It was 2 AM. My phone buzzed. Our monitoring system was screaming. I had just run a migration script that was supposed to clean up old records. Instead, it deleted half our user table.
Here is what happened and what I learned.
The Setup
We had a table with inactive users. The business wanted to remove accounts that hadn’t logged in for over 2 years. Simple enough, right?
I wrote a migration script that looked something like this:
DELETE FROM users WHERE last_login < '2022-01-01';
Seemed harmless. It was just old data we didn't need anymore.
What Went Wrong
What I didn't know was that another team had changed the last_login column to be nullable and added a default of NULL for new signups who hadn't logged in yet.
So my query deleted:
- All inactive users (intended)
- All users who signed up but never logged in (not intended)
- About 40% of our total user base
The query ran. The logs went quiet. Then came the alerts.
The Recovery
Thank god we had point-in-time recovery enabled. We restored from a backup 15 minutes before the migration. But those 15 minutes of new signups? Gone.

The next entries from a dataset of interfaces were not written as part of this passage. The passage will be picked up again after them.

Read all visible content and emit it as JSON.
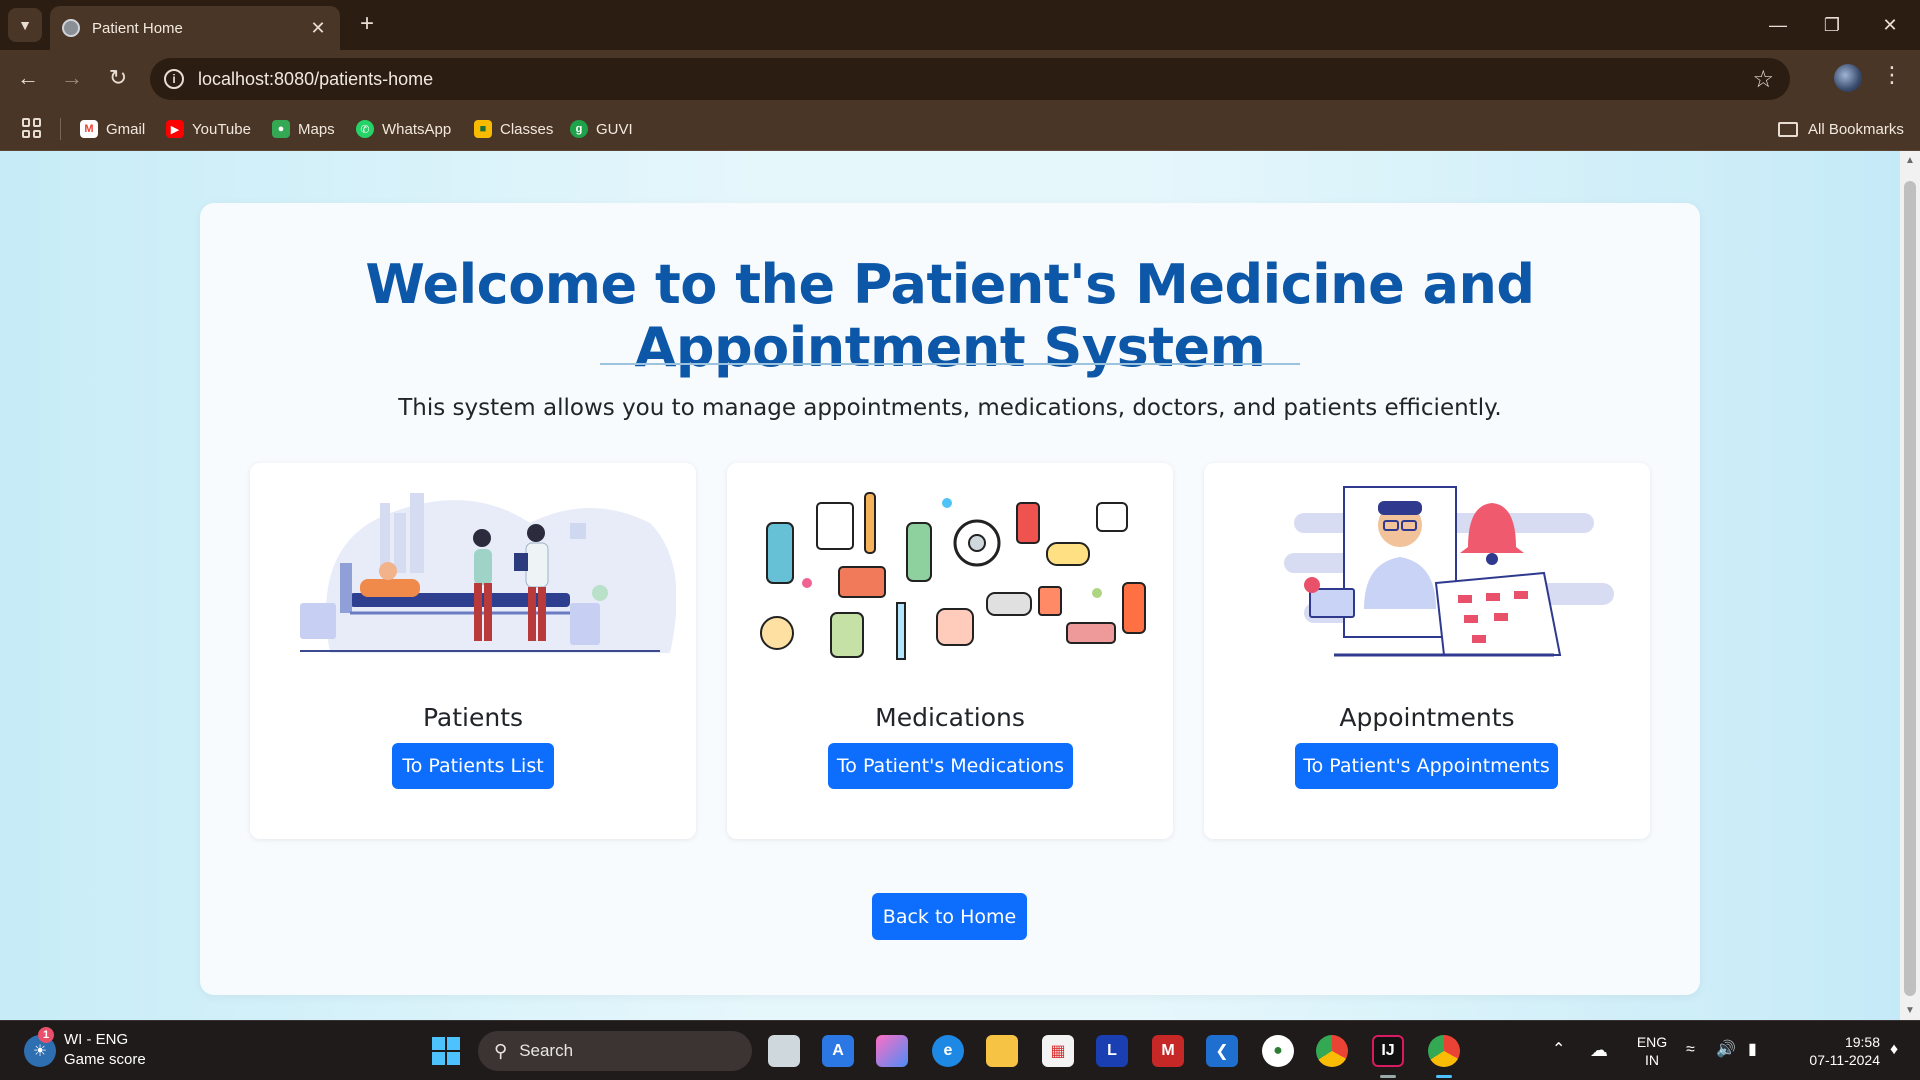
{
  "browser": {
    "tab_title": "Patient Home",
    "url": "localhost:8080/patients-home",
    "bookmarks": [
      {
        "label": "Gmail",
        "icon": "gmail-icon",
        "color": "#ea4335"
      },
      {
        "label": "YouTube",
        "icon": "youtube-icon",
        "color": "#ff0000"
      },
      {
        "label": "Maps",
        "icon": "maps-icon",
        "color": "#34a853"
      },
      {
        "label": "WhatsApp",
        "icon": "whatsapp-icon",
        "color": "#25d366"
      },
      {
        "label": "Classes",
        "icon": "classroom-icon",
        "color": "#f9bb00"
      },
      {
        "label": "GUVI",
        "icon": "guvi-icon",
        "color": "#1ea34a"
      }
    ],
    "all_bookmarks": "All Bookmarks"
  },
  "page": {
    "title": "Welcome to the Patient's Medicine and Appointment System",
    "intro": "This system allows you to manage appointments, medications, doctors, and patients efficiently.",
    "cards": [
      {
        "title": "Patients",
        "button": "To Patients List",
        "illustration": "hospital-bed-illustration"
      },
      {
        "title": "Medications",
        "button": "To Patient's Medications",
        "illustration": "medical-supplies-illustration"
      },
      {
        "title": "Appointments",
        "button": "To Patient's Appointments",
        "illustration": "doctor-calendar-illustration"
      }
    ],
    "back_button": "Back to Home",
    "accent_color": "#0d57a8",
    "button_color": "#0d6efd"
  },
  "taskbar": {
    "weather_title": "WI - ENG",
    "weather_subtitle": "Game score",
    "weather_badge": "1",
    "search_placeholder": "Search",
    "lang_top": "ENG",
    "lang_bottom": "IN",
    "time": "19:58",
    "date": "07-11-2024"
  }
}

We had to manually reach out to about 200 affected users and ask them to re-sign up. Not a great look.
What I Learned
1. Always filter with explicit conditions
Instead of relying on one column, I now always use explicit filters:
DELETE FROM users WHERE last_login IS NOT NULL AND last_login < '2022-01-01';
2. Run with SELECT first
Before any delete or update, run the same WHERE clause with SELECT to see what you're actually matching:
SELECT COUNT(*) FROM users WHERE last_login IS NOT NULL AND last_login < '2022-01-01';
3. Use transactions with rollback
Wrap destructive operations in transactions. You can always roll back if things look wrong.
4. Test on staging first
Staging had different data patterns. I should have mirrored production-like data or at least counted the rows on staging to verify.
Bottom Line
Simple migrations bite hard. The queries that look the most harmless are often the most dangerous. Now I triple-check every delete, update, or migration script before running it on anything beyond my local machine.
And yes, I set up a separate alert for any table deletes going forward.